What Happened
A new open-source project called Hatice hit GitHub this week, offering autonomous issue orchestration powered by the Claude Code Agent SDK. Built in TypeScript, the system polls your issue tracker (GitHub Issues or Linear), creates isolated workspaces for each ticket, and dispatches Claude Code agents to solve them without human intervention.
The project comes from developer Mert Can Altin, inspired by OpenAI's "Harness Engineering" manifesto and the Symphony project built on Elixir/OTP. Hatice rebuilds the concept from scratch with a different tech stack and several additions that Symphony lacks.
The numbers are concrete: 4,148 source lines, 6,669 test lines, 328 tests across 30 files, zero type errors. It runs on Node.js 20+ or Bun, uses Hono for HTTP serving, Zod v4 for validation, and LiquidJS for prompt templates.
Core architecture breaks down into an orchestrator state machine, an AgentRunner for Claude SDK integration, workspace management with artifact cleanup, a typed event bus with 11 event types, and tracker adapters for both Linear (GraphQL) and GitHub (REST/GraphQL). Configuration lives in a WORKFLOW.md frontmatter file where you set tracker credentials, workspace paths, concurrency limits (default 10 agents), turn maximums (default 20 per session), and retry backoff strategies.

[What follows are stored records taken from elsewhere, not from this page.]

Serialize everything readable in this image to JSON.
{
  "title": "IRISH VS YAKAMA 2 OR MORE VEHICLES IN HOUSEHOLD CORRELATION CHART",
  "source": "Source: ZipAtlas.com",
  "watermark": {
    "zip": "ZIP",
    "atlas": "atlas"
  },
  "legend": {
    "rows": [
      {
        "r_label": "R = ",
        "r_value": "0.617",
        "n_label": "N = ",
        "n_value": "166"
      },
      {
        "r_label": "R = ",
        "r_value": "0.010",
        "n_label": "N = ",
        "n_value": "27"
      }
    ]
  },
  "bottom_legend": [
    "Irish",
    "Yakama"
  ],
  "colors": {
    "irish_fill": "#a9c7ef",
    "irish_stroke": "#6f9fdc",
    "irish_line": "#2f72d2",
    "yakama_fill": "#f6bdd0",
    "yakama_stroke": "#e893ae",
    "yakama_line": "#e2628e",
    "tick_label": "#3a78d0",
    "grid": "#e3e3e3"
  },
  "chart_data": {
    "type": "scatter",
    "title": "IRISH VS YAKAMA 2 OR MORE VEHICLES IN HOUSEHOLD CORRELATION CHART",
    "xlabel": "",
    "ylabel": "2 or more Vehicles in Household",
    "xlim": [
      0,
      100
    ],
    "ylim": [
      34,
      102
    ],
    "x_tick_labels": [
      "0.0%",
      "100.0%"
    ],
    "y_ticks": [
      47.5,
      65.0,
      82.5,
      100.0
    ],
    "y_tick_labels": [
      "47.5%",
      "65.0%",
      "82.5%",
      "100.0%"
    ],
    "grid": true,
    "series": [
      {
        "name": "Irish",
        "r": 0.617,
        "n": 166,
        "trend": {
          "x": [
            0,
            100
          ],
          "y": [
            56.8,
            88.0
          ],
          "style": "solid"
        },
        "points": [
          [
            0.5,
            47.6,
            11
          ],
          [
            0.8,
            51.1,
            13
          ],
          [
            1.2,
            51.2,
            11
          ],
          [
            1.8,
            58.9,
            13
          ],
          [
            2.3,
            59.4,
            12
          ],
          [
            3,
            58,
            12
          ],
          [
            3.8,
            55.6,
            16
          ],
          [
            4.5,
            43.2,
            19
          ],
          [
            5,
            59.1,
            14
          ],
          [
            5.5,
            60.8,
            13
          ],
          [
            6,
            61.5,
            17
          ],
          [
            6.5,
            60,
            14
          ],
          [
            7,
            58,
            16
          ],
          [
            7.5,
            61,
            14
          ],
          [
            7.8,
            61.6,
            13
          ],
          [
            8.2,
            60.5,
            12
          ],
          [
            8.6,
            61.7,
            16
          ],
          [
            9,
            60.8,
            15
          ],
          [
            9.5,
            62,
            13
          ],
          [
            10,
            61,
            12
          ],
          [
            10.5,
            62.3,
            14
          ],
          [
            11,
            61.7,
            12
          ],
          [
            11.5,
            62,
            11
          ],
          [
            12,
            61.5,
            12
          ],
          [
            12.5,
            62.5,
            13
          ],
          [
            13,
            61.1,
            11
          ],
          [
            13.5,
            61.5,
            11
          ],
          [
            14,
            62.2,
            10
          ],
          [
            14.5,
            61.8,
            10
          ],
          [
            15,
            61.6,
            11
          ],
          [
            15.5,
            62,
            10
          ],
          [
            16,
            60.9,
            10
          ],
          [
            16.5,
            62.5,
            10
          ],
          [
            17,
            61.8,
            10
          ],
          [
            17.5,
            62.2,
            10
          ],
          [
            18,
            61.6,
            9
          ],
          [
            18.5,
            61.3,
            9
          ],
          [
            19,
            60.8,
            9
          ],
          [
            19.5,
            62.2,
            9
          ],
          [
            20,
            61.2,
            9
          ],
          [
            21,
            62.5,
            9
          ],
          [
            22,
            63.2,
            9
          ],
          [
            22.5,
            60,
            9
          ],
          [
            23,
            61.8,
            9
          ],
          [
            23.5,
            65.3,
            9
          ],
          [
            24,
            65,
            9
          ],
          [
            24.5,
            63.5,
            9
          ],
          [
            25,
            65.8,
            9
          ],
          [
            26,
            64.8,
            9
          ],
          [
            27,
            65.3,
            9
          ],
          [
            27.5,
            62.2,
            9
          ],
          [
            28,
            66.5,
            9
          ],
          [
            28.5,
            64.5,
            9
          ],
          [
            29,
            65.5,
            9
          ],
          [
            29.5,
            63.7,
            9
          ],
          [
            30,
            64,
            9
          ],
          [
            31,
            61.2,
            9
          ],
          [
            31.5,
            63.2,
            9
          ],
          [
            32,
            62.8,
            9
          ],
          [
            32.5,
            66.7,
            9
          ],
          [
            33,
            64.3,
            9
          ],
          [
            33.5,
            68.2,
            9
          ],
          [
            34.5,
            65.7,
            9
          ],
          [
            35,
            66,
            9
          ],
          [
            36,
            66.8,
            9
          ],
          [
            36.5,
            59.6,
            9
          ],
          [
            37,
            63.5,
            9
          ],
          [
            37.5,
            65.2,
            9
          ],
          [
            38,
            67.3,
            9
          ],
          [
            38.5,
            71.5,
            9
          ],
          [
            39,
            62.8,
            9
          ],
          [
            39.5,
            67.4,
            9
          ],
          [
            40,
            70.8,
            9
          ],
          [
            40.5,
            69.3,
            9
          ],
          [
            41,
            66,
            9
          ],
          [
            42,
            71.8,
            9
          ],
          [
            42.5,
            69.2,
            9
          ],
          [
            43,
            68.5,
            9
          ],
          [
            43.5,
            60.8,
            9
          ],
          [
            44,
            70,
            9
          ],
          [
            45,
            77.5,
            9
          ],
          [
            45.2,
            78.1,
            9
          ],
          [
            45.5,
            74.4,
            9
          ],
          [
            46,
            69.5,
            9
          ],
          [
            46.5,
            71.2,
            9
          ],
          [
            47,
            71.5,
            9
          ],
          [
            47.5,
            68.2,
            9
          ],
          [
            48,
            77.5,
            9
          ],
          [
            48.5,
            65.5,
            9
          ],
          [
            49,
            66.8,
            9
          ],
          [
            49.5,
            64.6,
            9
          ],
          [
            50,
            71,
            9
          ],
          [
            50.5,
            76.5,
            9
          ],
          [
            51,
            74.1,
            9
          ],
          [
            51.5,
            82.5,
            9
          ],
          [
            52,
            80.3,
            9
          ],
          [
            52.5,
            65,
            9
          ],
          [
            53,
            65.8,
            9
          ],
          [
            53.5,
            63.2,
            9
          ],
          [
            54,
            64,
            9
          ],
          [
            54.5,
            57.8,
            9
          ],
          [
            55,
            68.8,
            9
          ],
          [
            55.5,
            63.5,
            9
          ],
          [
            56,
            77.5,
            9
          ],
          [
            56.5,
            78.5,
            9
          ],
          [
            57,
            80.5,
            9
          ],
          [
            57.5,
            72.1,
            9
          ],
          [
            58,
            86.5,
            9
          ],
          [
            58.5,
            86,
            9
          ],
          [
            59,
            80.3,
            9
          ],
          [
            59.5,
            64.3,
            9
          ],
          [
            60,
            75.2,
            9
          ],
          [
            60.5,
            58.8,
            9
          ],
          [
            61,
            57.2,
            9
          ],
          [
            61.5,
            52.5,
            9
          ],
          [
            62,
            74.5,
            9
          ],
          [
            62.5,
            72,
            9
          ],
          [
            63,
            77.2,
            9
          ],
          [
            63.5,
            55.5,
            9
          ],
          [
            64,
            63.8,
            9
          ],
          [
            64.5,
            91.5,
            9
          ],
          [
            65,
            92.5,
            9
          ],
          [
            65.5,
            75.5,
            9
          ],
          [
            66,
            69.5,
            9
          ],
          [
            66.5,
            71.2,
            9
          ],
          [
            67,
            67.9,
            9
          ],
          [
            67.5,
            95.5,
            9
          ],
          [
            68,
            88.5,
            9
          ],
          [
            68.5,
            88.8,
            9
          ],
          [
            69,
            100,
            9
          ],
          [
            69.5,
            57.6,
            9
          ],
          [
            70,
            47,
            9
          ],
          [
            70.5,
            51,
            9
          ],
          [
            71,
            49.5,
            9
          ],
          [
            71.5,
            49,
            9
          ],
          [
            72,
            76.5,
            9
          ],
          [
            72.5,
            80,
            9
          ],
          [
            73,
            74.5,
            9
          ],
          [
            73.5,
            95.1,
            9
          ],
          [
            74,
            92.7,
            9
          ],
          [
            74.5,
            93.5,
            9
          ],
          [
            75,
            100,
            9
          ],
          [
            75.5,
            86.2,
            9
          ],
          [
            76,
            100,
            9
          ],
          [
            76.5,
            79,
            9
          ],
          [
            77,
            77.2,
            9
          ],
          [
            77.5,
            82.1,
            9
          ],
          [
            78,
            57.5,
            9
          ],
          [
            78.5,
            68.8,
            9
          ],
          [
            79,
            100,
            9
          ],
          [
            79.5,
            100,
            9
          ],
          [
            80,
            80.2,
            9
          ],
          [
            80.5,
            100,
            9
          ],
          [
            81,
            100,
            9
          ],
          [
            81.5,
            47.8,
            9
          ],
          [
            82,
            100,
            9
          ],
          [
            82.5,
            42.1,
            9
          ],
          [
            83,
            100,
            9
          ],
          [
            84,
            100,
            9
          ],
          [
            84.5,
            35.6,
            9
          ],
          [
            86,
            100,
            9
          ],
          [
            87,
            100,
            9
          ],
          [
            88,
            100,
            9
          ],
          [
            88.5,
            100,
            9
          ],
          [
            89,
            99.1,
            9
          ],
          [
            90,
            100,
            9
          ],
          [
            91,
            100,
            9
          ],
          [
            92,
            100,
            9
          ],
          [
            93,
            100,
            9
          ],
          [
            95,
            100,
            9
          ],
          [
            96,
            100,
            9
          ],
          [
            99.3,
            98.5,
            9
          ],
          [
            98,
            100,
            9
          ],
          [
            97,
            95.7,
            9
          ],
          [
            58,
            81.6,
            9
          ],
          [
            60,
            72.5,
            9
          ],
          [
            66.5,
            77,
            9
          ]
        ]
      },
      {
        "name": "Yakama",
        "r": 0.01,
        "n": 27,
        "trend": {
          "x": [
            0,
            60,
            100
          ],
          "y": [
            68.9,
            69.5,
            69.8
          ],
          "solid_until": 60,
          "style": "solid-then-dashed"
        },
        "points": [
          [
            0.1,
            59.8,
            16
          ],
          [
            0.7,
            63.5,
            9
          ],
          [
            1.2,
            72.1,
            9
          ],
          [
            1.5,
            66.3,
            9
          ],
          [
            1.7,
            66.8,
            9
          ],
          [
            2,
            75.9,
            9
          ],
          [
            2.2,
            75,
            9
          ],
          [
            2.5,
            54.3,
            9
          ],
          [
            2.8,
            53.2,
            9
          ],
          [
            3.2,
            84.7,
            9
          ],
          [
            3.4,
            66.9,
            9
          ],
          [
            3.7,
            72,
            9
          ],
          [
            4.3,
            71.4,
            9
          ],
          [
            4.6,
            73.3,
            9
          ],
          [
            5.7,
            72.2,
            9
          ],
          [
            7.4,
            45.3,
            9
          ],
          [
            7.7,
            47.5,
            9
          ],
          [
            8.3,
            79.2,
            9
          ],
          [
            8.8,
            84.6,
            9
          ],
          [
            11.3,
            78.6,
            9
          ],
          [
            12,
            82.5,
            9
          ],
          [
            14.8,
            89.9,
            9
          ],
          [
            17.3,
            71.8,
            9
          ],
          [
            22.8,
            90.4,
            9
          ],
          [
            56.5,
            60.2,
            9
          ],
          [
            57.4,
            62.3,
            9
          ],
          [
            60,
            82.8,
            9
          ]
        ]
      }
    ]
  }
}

Key differentiators from Symphony include per-session cost tracking in USD with token metrics, fine-grained tool control, MCP server integration, built-in TDD methodology via CLAUDE.md embedding, and a real-time SSE dashboard for observability.
Why It Matters
The "Harness Engineering" concept is gaining traction: engineers define intent and specifications, agents execute the work. Hatice is one of the first complete implementations of this pattern using Anthropic's Agent SDK.

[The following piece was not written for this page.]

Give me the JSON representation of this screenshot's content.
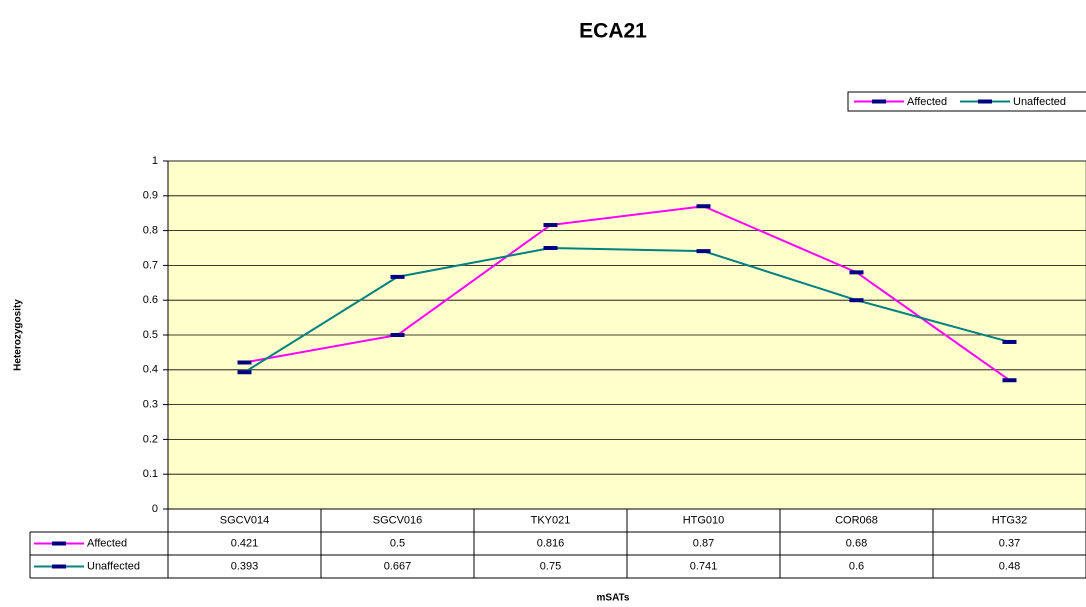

For teams already using Claude Code, this adds a missing orchestration layer. Instead of manually assigning issues and prompting an AI assistant, the system continuously polls your tracker and handles dispatch, execution, retry with exponential backoff, and reconciliation automatically. The per-session cost tracking is a practical addition since runaway agent costs are a real concern when you have 10 concurrent agents solving issues.
The isolated workspace approach matters too. Each issue gets its own directory, which prevents agents from stepping on each other's work. When an agent fails, the retry logic kicks in without affecting other running tasks.
Our Take
Hatice represents where AI-assisted development is heading: from copilot to autonomous worker on well-specified tasks. The architecture is solid for a v1. The test coverage ratio (more test code than source code) signals the developer takes reliability seriously, which you want when giving agents unsupervised access to your codebase.
The practical limitation is that this works best for well-defined, scoped issues. A ticket like "fix the null check in auth middleware" is a better fit than "redesign the notification system." The 20-turn default per session hints at this - these agents work best on bounded problems.
If you're running a team with a steady backlog of bug fixes and small features, Hatice is worth evaluating. The Linear and GitHub Issues integration covers most teams. The cost tracking alone could justify the setup time, since knowing exactly what each automated fix costs lets you make informed decisions about which issues to delegate to agents versus handle yourself.
The project is early but functional. Watch for how the community extends the tracker adapters and whether the concurrency model holds up under real workloads.